Our study found that platelet count was a significant independent predictor of progression-free survival of cases with DLBCL. The role of platelets in tumor growth and progression is very important [35]. Studies have demonstrated that high platelet counts increase the risk of metastasis [36], and are related to poorer prognosis [37,38,39]. A complex relationship exists between platelets and cancer pathogenesis, however. Various cancer entities can release inflammatory cytokines, which can then stimulate megakaryocyte proliferation, thereby producing platelets [40]. Laurie et al [41] concluded, from a large number of clinical and experimental studies, that within the circulatory system, platelets could assist tumor cells in evading immune elimination, promote vasculature growth arrest, and contribute to tumor growth and metastasis. Therefore, blood platelets could be a valuable biomarker for clinical cancer progression, prognosis prediction, and treatment monitoring [42].

It is noteworthy that in the prediction model, we can intuitively observe that gender does not show sufficient predictive power on the basis of univariate-associated PFS. However, the lower proportion of prediction, vis a vis PFS, does not definitively imply that gender is unimportant. In addition, Scott et al [43] have shown that the female gender is an independent positive prognostic indicator for survival. It was found that NHL cases of the female gender have a protective effect on survival.
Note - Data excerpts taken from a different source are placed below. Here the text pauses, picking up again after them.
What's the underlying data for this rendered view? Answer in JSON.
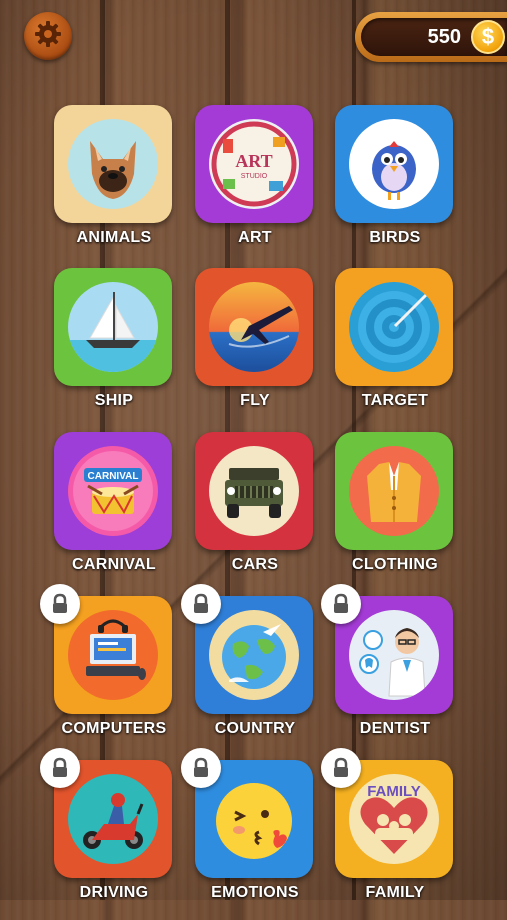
{
  "header": {
    "settings_icon": "gear-icon",
    "coins": "550",
    "coin_symbol": "$"
  },
  "categories": [
    {
      "label": "ANIMALS",
      "locked": false,
      "icon": "dog-icon",
      "color": "#f3d59a"
    },
    {
      "label": "ART",
      "locked": false,
      "icon": "art-studio-icon",
      "color": "#a43bd6"
    },
    {
      "label": "BIRDS",
      "locked": false,
      "icon": "bird-icon",
      "color": "#2f8de0"
    },
    {
      "label": "SHIP",
      "locked": false,
      "icon": "sailboat-icon",
      "color": "#6cc43e"
    },
    {
      "label": "FLY",
      "locked": false,
      "icon": "airplane-icon",
      "color": "#e2542c"
    },
    {
      "label": "TARGET",
      "locked": false,
      "icon": "target-icon",
      "color": "#f4a020"
    },
    {
      "label": "CARNIVAL",
      "locked": false,
      "icon": "carnival-drum-icon",
      "color": "#9d3ed8"
    },
    {
      "label": "CARS",
      "locked": false,
      "icon": "jeep-icon",
      "color": "#d5323f"
    },
    {
      "label": "CLOTHING",
      "locked": false,
      "icon": "jacket-icon",
      "color": "#6cc43e"
    },
    {
      "label": "COMPUTERS",
      "locked": true,
      "icon": "computer-icon",
      "color": "#f4a020"
    },
    {
      "label": "COUNTRY",
      "locked": true,
      "icon": "globe-icon",
      "color": "#2f7fd8"
    },
    {
      "label": "DENTIST",
      "locked": true,
      "icon": "dentist-icon",
      "color": "#a43bd6"
    },
    {
      "label": "DRIVING",
      "locked": true,
      "icon": "scooter-icon",
      "color": "#e2542c"
    },
    {
      "label": "EMOTIONS",
      "locked": true,
      "icon": "kiss-emoji-icon",
      "color": "#2f8de0"
    },
    {
      "label": "FAMILY",
      "locked": true,
      "icon": "family-heart-icon",
      "color": "#f4b020"
    }
  ]
}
Similarly, this point of view may be further supported by findings from Jennifer et al [44] that pregnancy lowers the risk of B cell NHL. Therefore, gender cannot be excluded from the prediction model due to its clinical significance.

According to the literature [45, 46], DHL is a rapidly progressive type of DLBCL with a very poor prognosis from a pathological standpoint. Remarkably, in the second typical case (Fig. 6), DHL was confirmed by FISH test in a high-risk case with a short recurrence time period. Despite the possibility that this is due to chance, we believe that the nomogram’s prediction of high-risk cases is consistent with immunohistochemical results. Our radiomics nomogram may be used to predict and support FISH test results in future studies.
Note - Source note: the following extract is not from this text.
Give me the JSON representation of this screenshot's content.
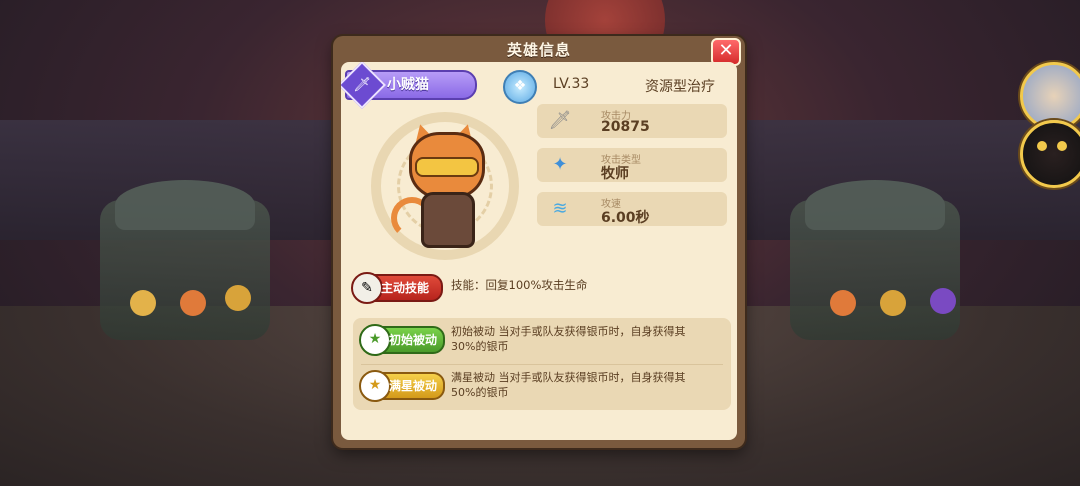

The treatment efficiency for DLBCL has increased significantly in recent years. Cases with a favorable prognosis should be given the most standard treatment to avoid adverse reactions caused by excessive treatment. For cases with relapsed or refractory DLBCL, early diagnosis and treatment are essential for effective treatment [47] (for instance, increasing the intensity of chemotherapy, using stem cell transplantation, CAR-T therapeutic options, the addition of new drugs, etc.), so that these high-risk cases can receive the best treatment timing and maximum survival benefit [48,49,50,51].

Nonetheless, there are still limitations and deficiencies in this study. First, inherent selection limitation was inevitable due to the nature of retrospective studies. Second, our data were only limited to cases from one medical center and the size was relatively small. Thus, clinical support for the prediction model is limited. Future studies with a larger external validation from multiple medical centers are required. Finally, genomic characteristics have not yet been included. Until now, radiogenomics research has primarily focused on imaging phenotypes and gene expression [52], and therefore more comprehensive studies are needed in the future.

Conclusion

Hematological indicators are available and economically needed in the clinic. This study provides a radiomics nomogram that includes gender and blood platelet counts with a Rad-score based on [18F]FDG PET/CT images. Our results showed that the prediction model incorporating radiomics features is significantly more powerful than clinical indicators. This model might be used more effectively to assess the prognostic risk of pretreatment DLBCL cases and further assist clinicians in directing treatment to benefit outcomes.